Highley underscored Tri-State’s obligation to all of its members’ futures, which will result in cleaner air, greater economic opportunity and a cleaner grid. “We’re energized by this even as we try to manage the challenges associated with implementation,” he said.

Concern for community
A central part of Tri-State’s Responsible Energy Plan is a focus on working with local community leaders and state and federal officials to gain additional support for employees and communities as Tri-State’s coal facilities are retired.

With New Mexico’s Escalante Generating Station closing by the end of the year, Tri-State will provide $5 million to support economic development and transition needs for communities affected by the transition. In Colorado, Tri-State is engaging with local officials to provide support prior to the closure of Craig Station and Colowyo Mine in the next 10 years.

“My thoughts are with those who live in the communities in and around Moffat County and across northwest Colorado,” Sen. Michael Bennet (D) said in statement following Tri-State’s announcement. “Ensuring the future livelihoods of those affected by this announcement has to be a top priority as this transition plan moves forward.

“Northwest Colorado is extraordinarily resilient and has exceptional leadership. My office stands ready to do everything we can to provide support and assistance throughout this process,” Bennet said.

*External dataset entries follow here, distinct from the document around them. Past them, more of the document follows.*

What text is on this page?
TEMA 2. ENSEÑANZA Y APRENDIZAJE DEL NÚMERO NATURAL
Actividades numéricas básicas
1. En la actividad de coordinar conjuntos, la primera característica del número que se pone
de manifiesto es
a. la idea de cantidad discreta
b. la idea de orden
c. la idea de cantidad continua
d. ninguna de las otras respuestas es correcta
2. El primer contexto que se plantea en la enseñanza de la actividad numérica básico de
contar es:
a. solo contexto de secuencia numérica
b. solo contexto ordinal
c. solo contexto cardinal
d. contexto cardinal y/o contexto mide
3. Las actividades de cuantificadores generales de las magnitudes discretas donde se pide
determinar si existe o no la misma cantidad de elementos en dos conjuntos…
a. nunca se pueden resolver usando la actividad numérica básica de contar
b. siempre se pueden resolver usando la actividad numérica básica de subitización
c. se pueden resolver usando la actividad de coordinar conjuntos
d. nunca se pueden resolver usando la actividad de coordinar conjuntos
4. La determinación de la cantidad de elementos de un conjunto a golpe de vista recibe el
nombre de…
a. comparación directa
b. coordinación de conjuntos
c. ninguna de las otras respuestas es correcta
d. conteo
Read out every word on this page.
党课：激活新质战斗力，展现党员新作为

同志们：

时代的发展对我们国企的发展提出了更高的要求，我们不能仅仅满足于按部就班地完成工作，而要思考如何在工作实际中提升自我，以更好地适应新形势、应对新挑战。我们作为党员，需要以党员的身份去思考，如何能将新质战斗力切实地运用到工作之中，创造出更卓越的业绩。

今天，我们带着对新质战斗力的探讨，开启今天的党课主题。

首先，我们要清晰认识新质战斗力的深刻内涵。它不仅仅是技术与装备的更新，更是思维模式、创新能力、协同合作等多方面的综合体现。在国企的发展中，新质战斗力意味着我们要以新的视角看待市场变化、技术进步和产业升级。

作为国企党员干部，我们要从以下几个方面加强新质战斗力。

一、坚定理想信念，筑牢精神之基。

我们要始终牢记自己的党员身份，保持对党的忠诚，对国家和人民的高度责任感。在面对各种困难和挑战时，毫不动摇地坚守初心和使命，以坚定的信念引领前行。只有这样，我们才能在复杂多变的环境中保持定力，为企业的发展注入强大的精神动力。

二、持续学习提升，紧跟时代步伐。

“We have an obligation to our employees and their communities to ensure a reasonable and equitable and just transition for those affected employees and communities,” Highley said. “We’re committed to working with local, state and federal leaders to look for continued opportunities for retraining and reinvestment in those communities.

“The last piece of our plan involves working together for a brighter future. We’re committed to maintaining rate stability with the goal — and we think it’s an achievable goal — to actually reduce rates through this clean energy transition,” Highley said. “A pretty amazing statement to make that kind of change in our portfolio while also managing costs.”

Amy Higgins is a contract writer for Colorado Country Life. She was a longtime resident of Colorado and she has written on the electric industry previously.

PVREA Expands Solar Generation Portfolio

Fort Collins-based electric cooperative Poudre Valley REA recently announced two new solar arrays with a combined capacity of 2 megawatts are online and generating clean, renewable electricity for its service territory.

These arrays expand two of the three existing utility-scale solar projects completed by the partnership between PVREA and Silicon Ranch. The Kersey Solar Farm, located adjacent to Platte Valley High School in Kersey, and the Skylark Solar Farm near Severance together have the capacity to generate enough electricity to power over 2,100 PVREA households annually.

Silicon Ranch, one of the nation’s largest independent solar power producers, funded the construction and owns and operates the new facilities for the long term, as it does with every project it develops. The construction of these facilities supported approximately 60 jobs, many of which were filled by local labor and local subcontractors and brought roughly $2,000,000 of labor related income to the community.

In recent years, PVREA has made significant carbon-free advancements by incorporating local renewable energy into the electric grid. PVREA’s current power mix includes two hydroelectric generators, four large solar arrays, and three community-owned solar farms. With these two new arrays now operational, the co-op has brought online 11 local renewable energy projects totaling 20.5 MW of renewable energy that powers 3,650 homes and businesses in the service territory. Altogether, PVREA members receive 30% of their energy from renewable resources, which is planned to increase to 50% by 2024.